Re: I can't run program on slave node

camiyu917gmail_com · ‎05-20-2009

I can't run program on slave node.

execute "mpirun -f ./mpd.hosts -np 2 ./testcpp"
=====================================================
Hello world: rank 0 of 2 running on cluster-master
Hello world: rank 1 of 2 running on cluster-master
=====================================================
It is just run on master

execute "sshconnectivity.exp machines.LINUX"
=====================================================
Node count = 2
Secure shell connectivity was established on all nodes.
See the log output listing "/tmp/sshconnectivity.user.log" for details.
Version number: $Revision: 1.18 $
Version date: $Date: 2008/10/19 04:06:21 $
=====================================================

the content of mpd.hosts & machines.LINUX is
=====================================================
cluster-master
cluster-slave1
=====================================================
and save in /home/user at master & slave.

but have a problem happen when I execute "mpdboot -f ./mpd.hosts -n 2"
=====================================================
mpdboot_cluster-master (handle_mpd_output 739): failed to ping mpd on cluster-slave1; received output={}
=====================================================

I can use ssh login master from slave without password, also can use ssh login slave from master without password,
and I already close firewall.

Please Help me.... Thanks...

Dmitry_K_Intel2 · ‎05-21-2009

Quoting - camiyu917gmail.com

I can't run program on slave node.

execute "mpirun -f ./mpd.hosts -np 2 ./testcpp"
but have a problem happen when I execute "mpdboot -f ./mpd.hosts -n 2"

Hello Camiyu917,

Seems you have configured your cluster for using ssh, so I think that you cantry to add "-r ssh" to both commands?
If you need to start 1 process per host you can set I_MPI_PERHOST to 1 and checkit launching "mpirun -n 2..." - it should start 2 process on 2 different nodes.

Regards!
Dmitry

camiyu917gmail_com · ‎05-21-2009

Quoting - Dmitry Kuzmin (Intel)

Hello Camiyu917,

Seems you have configured your cluster for using ssh, so I think that you cantry to add "-r ssh" to both commands?
If you need to start 1 process per host you can set I_MPI_PERHOST to 1 and checkit launching "mpirun -n 2..." - it should start 2 process on 2 different nodes.

Regards!
Dmitry

Dmitry, thanks for your replication.

I met a another problem.

I try to execute "mpdboot -n 2 -f ./mpd.hosts -r ssh", but have this problem.
=============================================================
mpdboot_cluster-master (handle_mpd_output 730): Failed to establish a socket connection with cluster-slave1:33736 : (111, 'Connection refused')
mpdboot_cluster-master (handle_mpd_output 747): failed to connect to mpd on cluster-slave1
=============================================================

After "export I_MPI_PERHOST=1", I execute "mpirun -n 2 -f ./mpd.hosts -r ssh ./testcpp".
I get this problem
=============================================================
mpiexec_cluster-master (mpiexec 841): no msg recvd from mpd when expecting ack of request.
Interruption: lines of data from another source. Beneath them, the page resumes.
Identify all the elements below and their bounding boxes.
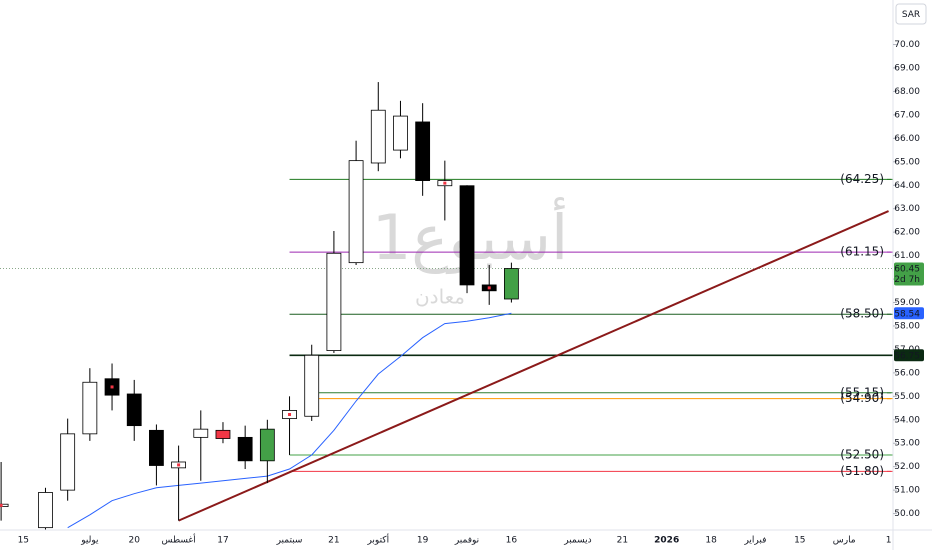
y-tick-label: 63.00 — [894, 204, 920, 214]
y-tick-label: 56.00 — [894, 368, 920, 378]
y-tick-label: 68.00 — [894, 87, 920, 97]
x-tick-label: فبراير — [743, 536, 766, 546]
x-tick-label: 15 — [794, 536, 805, 546]
candle-body — [215, 429, 231, 439]
trend-line — [178, 210, 889, 522]
candle-body — [82, 381, 98, 435]
candle-body — [370, 109, 386, 164]
y-tick-label: 51.00 — [894, 486, 920, 496]
candle-body — [60, 433, 76, 491]
candle-body — [503, 268, 519, 300]
candle-body — [126, 393, 142, 427]
y-tick-label: 69.00 — [894, 64, 920, 74]
x-tick-label: 18 — [705, 536, 717, 546]
price-badge-label: 58.54 — [894, 309, 920, 319]
y-tick-label: 61.00 — [894, 251, 920, 261]
candle-body — [459, 185, 475, 286]
candle-dot — [487, 286, 491, 290]
currency: SAR — [902, 10, 920, 20]
level-label: (51.80) — [840, 464, 884, 478]
candle-body — [415, 121, 431, 181]
y-tick-label: 62.00 — [894, 228, 920, 238]
candle-dot — [443, 181, 447, 185]
level-label: (54.90) — [840, 391, 884, 405]
level-label: (58.50) — [840, 307, 884, 321]
y-tick-label: 58.00 — [894, 321, 920, 331]
y-tick-label: 64.00 — [894, 181, 920, 191]
x-tick-label: نوفمبر — [454, 536, 479, 546]
watermark-sub: معادن — [415, 285, 465, 309]
candle-body — [149, 429, 164, 466]
x-tick-label: أغسطس — [162, 534, 196, 546]
x-tick-label: 19 — [417, 536, 429, 546]
level-label: (61.15) — [840, 245, 884, 259]
x-tick-label: ديسمبر — [563, 536, 591, 546]
x-tick-label: يوليو — [80, 536, 99, 546]
candle-body — [326, 252, 342, 351]
x-tick-label: 20 — [129, 536, 141, 546]
candle-dot — [288, 413, 292, 417]
candle-body — [259, 428, 275, 462]
plot-area: (64.25) (61.15) (58.50) (55.15)(54.90) (52.5… — [0, 82, 893, 530]
x-tick-label: أكتوبر — [366, 534, 389, 546]
currency-box[interactable] — [895, 3, 927, 25]
price-badge — [894, 307, 924, 320]
y-tick-label: 65.00 — [894, 157, 920, 167]
y-tick-label: 55.00 — [894, 392, 920, 402]
y-tick-label: 70.00 — [894, 40, 920, 50]
candle-body — [193, 428, 209, 438]
price-badge — [894, 349, 924, 362]
level-label: (64.25) — [840, 172, 884, 186]
price-badge — [894, 262, 924, 286]
y-tick-label: 66.00 — [894, 134, 920, 144]
candle-body — [304, 354, 320, 417]
y-tick-label: 50.00 — [894, 509, 920, 519]
x-tick-label: 2026 — [654, 536, 679, 546]
level-label: (52.50) — [840, 447, 884, 461]
x-tick-label: 15 — [18, 536, 29, 546]
y-tick-label: 52.00 — [894, 462, 920, 472]
candle-dot — [110, 385, 114, 389]
x-tick-label: 16 — [506, 536, 518, 546]
y-tick-label: 59.00 — [894, 298, 920, 308]
candle-body — [237, 436, 253, 462]
candle-body — [348, 160, 364, 264]
candle-dot — [177, 463, 181, 467]
x-tick-label: مارس — [833, 536, 856, 546]
moving-average — [67, 312, 512, 529]
x-tick-label: سبتمبر — [276, 536, 303, 546]
x-tick-label: 21 — [617, 536, 628, 546]
y-tick-label: 53.00 — [894, 439, 920, 449]
x-tick-label: 17 — [217, 536, 228, 546]
price-badge-label: 60.45 — [894, 265, 920, 275]
candle-body — [38, 492, 53, 529]
price-badge-sub: 2d 7h — [894, 275, 920, 285]
x-tick-label: 1 — [886, 536, 892, 546]
price-badge-label: 56.75 — [894, 351, 920, 361]
level-label: (55.15) — [840, 385, 884, 399]
candle-dot — [0, 503, 3, 507]
y-tick-label: 54.00 — [894, 415, 920, 425]
x-tick-label: 21 — [328, 536, 339, 546]
y-tick-label: 67.00 — [894, 110, 920, 120]
candle-body — [393, 115, 408, 151]
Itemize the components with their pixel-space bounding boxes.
Please examine the /tmp/mpd2.logfile_user log file on each node of the ring.
=============================================================

Thanks for your help ~ ^__^

Dmitry_K_Intel2 · ‎05-21-2009

Camiyu917, could you send /tmp/mpd2.logfile_user files? This is very strange error.

Best wishes!
Dmitry

camiyu917gmail_com · ‎05-21-2009

I am execute "export I_MPI_PERHOST=1" and "mpirun -n 2 -f ./mpd.hosts -r ssh ./testcpp".

============== mpd2.logfile_user_090522.055102_15438 ================
logfile for mpd with pid 15491
cluster-master_37718 (handle_rhs_input 2145): connection with the right neighboring mpd daemon was lost; attempting to re-enter the mpd ring
cluster-master_37718 (reenter_ring 691): reenter_ring returned 0 after 1 tries
cluster-master_37718 (handle_rhs_input 2152): the daemon successfully reentered the mpd ring
=========================================================

thanks you~

Dmitry_K_Intel2 · ‎05-25-2009

Hi Camiyu917,

Could you try to run `mpdboot -r ssh -f mpd.hosts -n 2 --chkuponly`
If it doesn't work it means that ssh doesn't work properly.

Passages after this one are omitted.